# Moo Calling Cards



## littlesandra (Aug 31, 2007)

http://www.moo.com/flickr/

These little mini calling cards seem neat. Would they works as a not so formal business card? 

Just a few of my snaps, around 10 with 10 each of them, and then on the back:

Sandra-Lee Photography
(888) 555 - 0918
sandra.elford@gmail.com

Would it work? Has anyone had these done?


----------



## littlesandra (Sep 2, 2007)

No one has any imput on these little mini cards??


----------



## aMac (Sep 2, 2007)

As it happens, I had a few of these made as a test just the other week.
I think they make great business cards, as the shape and texture is different and interesting enough to stand out when you give one to someone. The paper quality is really nice, bordering on a light plastic to the touch, and the print quality is pretty decent.

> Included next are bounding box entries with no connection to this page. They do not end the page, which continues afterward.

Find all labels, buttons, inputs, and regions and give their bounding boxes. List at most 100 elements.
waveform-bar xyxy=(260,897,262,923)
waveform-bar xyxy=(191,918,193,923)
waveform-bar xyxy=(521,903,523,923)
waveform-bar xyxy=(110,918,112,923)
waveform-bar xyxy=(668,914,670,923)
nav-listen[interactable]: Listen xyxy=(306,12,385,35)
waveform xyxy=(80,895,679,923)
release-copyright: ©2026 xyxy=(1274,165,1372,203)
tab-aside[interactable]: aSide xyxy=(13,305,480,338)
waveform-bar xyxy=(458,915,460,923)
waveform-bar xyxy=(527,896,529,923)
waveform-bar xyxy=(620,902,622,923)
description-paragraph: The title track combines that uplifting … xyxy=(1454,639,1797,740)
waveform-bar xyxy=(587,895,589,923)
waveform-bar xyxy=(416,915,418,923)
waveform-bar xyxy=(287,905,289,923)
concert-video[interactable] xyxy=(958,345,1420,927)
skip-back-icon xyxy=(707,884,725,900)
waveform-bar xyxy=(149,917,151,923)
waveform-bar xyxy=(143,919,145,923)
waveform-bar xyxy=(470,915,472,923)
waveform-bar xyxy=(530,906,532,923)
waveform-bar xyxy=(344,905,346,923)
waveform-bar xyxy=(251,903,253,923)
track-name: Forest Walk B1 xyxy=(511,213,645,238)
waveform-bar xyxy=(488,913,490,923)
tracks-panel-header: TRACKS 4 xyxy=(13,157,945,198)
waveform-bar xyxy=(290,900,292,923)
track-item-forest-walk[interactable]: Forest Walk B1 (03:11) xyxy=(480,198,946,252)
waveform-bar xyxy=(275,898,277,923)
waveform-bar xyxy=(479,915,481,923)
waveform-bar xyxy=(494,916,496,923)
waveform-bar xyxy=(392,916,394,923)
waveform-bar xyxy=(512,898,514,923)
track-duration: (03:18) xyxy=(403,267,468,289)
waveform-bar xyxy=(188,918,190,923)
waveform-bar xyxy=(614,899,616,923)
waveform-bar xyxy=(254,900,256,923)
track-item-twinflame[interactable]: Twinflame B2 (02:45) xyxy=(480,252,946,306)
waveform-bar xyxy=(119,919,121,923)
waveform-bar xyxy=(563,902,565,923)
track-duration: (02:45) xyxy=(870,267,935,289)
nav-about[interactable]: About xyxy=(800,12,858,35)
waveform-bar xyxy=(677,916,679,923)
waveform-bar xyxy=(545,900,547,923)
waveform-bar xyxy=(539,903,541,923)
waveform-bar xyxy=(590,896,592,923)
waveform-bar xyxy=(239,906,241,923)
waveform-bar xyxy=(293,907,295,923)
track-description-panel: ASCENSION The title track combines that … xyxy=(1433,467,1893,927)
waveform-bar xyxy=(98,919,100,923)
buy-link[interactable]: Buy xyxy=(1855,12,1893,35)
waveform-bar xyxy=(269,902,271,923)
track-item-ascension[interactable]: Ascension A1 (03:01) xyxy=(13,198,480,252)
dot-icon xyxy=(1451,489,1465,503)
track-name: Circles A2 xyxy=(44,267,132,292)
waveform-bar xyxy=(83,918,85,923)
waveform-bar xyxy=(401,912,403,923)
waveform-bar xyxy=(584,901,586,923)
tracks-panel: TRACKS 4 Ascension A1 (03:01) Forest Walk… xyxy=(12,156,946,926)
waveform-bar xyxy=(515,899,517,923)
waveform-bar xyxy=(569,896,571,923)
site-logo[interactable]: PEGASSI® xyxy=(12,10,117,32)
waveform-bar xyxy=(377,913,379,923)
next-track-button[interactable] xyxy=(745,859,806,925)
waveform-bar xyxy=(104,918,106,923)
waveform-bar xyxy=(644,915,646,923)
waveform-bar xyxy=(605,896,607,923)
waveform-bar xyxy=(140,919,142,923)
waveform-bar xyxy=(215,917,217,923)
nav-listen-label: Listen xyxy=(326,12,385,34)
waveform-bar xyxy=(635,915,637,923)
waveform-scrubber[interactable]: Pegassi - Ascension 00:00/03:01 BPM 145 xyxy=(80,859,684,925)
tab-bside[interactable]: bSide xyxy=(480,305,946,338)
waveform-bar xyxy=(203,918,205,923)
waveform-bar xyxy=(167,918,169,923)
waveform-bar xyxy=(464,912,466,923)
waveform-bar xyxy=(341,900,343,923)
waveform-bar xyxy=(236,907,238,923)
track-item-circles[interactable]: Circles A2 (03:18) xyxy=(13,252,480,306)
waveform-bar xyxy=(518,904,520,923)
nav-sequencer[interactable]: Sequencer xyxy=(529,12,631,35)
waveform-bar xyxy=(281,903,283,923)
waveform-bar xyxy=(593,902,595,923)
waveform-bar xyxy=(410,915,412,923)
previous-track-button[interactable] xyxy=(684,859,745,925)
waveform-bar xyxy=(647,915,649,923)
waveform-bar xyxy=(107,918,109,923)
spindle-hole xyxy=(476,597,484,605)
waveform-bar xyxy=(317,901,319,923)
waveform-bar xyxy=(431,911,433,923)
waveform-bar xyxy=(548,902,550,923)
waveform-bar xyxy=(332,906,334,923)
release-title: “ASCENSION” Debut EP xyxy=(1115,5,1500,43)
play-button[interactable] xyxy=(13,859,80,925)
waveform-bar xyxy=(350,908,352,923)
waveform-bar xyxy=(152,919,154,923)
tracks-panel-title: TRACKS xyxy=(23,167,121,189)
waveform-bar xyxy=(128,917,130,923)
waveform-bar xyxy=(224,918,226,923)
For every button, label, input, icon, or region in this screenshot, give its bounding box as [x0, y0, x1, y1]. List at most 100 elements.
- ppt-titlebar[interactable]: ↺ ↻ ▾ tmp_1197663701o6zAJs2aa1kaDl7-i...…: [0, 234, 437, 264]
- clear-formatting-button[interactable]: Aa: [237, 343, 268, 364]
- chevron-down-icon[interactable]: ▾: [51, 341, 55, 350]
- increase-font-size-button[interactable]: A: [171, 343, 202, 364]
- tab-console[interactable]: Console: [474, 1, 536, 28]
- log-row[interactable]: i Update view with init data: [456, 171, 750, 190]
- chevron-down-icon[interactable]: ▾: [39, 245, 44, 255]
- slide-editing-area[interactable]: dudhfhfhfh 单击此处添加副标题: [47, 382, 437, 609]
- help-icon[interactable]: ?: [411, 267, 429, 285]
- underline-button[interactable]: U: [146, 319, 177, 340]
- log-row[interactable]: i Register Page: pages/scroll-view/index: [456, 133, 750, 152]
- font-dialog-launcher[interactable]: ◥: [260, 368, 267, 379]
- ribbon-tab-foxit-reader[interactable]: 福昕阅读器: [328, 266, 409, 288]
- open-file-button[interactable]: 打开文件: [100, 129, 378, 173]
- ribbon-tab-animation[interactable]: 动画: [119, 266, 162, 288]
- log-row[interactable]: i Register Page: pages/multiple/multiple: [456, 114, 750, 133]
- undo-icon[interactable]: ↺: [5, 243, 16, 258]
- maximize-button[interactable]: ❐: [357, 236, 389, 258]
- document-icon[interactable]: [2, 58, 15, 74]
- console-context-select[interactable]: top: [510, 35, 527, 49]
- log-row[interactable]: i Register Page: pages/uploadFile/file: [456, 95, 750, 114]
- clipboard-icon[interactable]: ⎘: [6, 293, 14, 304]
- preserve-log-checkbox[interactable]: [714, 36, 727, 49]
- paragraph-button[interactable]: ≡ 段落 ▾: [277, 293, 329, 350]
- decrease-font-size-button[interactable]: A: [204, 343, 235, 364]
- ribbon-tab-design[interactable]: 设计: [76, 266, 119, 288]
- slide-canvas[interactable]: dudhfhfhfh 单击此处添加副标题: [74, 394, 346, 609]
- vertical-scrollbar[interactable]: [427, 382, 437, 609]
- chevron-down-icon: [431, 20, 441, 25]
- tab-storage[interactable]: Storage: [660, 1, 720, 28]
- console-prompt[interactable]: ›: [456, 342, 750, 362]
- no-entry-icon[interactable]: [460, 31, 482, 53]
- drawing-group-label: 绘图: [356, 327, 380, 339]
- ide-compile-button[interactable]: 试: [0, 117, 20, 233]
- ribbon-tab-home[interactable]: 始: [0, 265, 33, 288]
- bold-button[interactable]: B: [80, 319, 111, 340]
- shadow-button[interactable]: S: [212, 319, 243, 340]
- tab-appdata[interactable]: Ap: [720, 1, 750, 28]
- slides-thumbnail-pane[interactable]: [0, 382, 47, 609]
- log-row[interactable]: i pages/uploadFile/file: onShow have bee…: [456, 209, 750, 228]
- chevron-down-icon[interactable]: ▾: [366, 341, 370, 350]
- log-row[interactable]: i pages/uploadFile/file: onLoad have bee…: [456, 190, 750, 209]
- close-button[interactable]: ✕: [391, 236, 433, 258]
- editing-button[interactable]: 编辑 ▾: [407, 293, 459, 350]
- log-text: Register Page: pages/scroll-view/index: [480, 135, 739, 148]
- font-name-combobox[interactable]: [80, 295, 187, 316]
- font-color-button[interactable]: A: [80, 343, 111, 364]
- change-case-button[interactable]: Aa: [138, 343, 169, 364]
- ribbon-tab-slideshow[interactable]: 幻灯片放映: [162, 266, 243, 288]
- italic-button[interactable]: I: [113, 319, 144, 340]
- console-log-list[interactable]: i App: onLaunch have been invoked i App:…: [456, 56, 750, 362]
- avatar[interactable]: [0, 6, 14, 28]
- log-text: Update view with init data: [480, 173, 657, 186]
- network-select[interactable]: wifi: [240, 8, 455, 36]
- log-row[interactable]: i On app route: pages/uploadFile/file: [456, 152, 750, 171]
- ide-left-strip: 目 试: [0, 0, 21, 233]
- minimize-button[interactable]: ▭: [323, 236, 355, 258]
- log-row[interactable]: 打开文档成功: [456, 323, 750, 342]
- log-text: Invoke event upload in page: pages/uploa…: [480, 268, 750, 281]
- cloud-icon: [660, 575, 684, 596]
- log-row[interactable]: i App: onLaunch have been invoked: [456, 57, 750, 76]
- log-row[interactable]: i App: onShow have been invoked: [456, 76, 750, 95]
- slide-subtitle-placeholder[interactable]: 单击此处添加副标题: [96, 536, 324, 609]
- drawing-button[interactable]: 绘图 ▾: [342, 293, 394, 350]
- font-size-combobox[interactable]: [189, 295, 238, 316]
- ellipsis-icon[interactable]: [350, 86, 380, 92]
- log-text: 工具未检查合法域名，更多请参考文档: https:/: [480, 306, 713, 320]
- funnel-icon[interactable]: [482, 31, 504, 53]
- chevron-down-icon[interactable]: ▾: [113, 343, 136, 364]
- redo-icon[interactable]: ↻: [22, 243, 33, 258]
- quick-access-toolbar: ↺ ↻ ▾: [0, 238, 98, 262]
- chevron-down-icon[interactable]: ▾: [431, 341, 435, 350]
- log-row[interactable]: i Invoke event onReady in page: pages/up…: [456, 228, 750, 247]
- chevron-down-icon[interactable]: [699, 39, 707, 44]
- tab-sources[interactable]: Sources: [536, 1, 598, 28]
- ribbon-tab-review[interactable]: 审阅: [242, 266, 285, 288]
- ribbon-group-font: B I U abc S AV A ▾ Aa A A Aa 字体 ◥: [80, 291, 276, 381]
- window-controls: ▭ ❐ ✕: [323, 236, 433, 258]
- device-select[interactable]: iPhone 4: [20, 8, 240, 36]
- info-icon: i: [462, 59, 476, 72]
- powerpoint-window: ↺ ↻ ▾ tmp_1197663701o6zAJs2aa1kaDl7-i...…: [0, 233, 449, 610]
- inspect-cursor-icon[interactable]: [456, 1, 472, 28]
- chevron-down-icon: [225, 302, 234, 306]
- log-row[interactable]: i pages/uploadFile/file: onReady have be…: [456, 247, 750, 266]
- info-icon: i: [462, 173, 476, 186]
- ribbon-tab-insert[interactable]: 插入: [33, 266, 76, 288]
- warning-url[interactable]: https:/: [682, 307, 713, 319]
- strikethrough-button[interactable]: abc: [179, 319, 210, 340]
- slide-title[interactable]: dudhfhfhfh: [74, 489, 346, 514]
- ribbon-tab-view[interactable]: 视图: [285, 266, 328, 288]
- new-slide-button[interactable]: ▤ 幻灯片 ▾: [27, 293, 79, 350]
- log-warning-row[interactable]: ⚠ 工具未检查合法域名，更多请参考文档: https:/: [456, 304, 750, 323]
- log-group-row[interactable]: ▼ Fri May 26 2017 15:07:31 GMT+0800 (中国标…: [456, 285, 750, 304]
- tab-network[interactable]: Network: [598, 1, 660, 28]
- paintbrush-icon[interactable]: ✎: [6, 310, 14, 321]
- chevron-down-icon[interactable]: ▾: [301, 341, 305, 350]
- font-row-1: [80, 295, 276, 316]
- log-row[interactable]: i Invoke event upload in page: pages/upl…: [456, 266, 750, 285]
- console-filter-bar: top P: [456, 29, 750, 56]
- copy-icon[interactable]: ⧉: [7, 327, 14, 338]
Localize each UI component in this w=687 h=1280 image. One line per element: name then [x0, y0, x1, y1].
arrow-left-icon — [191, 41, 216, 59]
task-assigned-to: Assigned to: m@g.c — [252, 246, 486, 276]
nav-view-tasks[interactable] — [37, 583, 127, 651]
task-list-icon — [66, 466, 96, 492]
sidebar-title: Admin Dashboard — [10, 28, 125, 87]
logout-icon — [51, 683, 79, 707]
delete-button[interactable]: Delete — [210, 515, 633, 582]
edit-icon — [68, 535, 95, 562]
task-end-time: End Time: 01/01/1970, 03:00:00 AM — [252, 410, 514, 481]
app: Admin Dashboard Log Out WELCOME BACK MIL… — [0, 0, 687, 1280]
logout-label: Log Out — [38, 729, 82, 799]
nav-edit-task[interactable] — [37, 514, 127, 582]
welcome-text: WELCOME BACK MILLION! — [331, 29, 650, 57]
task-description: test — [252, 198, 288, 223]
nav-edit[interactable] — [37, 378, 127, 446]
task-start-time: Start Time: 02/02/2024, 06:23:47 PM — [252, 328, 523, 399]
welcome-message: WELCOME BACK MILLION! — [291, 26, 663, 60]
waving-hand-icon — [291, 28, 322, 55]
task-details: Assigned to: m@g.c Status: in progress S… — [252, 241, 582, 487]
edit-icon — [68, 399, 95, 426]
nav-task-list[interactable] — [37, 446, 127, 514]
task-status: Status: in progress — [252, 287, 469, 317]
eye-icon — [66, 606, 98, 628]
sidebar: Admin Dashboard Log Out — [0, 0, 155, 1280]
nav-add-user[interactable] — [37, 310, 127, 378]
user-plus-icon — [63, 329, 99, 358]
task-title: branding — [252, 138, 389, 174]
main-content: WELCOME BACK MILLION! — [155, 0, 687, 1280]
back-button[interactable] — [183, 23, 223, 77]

People often get a lot of business cards, and standing out from the pile of standard 85x55mm cards will likely be helpful. I'd definitely buy some more for my other businesses. The option of different pictures on the cards is just really handy.


----------



## littlesandra (Sep 2, 2007)

Thank you  I was just wondering if they'd stand out, and if they were a bit too small


----------



## aMac (Sep 2, 2007)

Honestly, for the price, you really can't go wrong with just buying a batch of 100. Even if you end up not liking them for business card replacements, they're still nice to have, hand out, or leave lying around


----------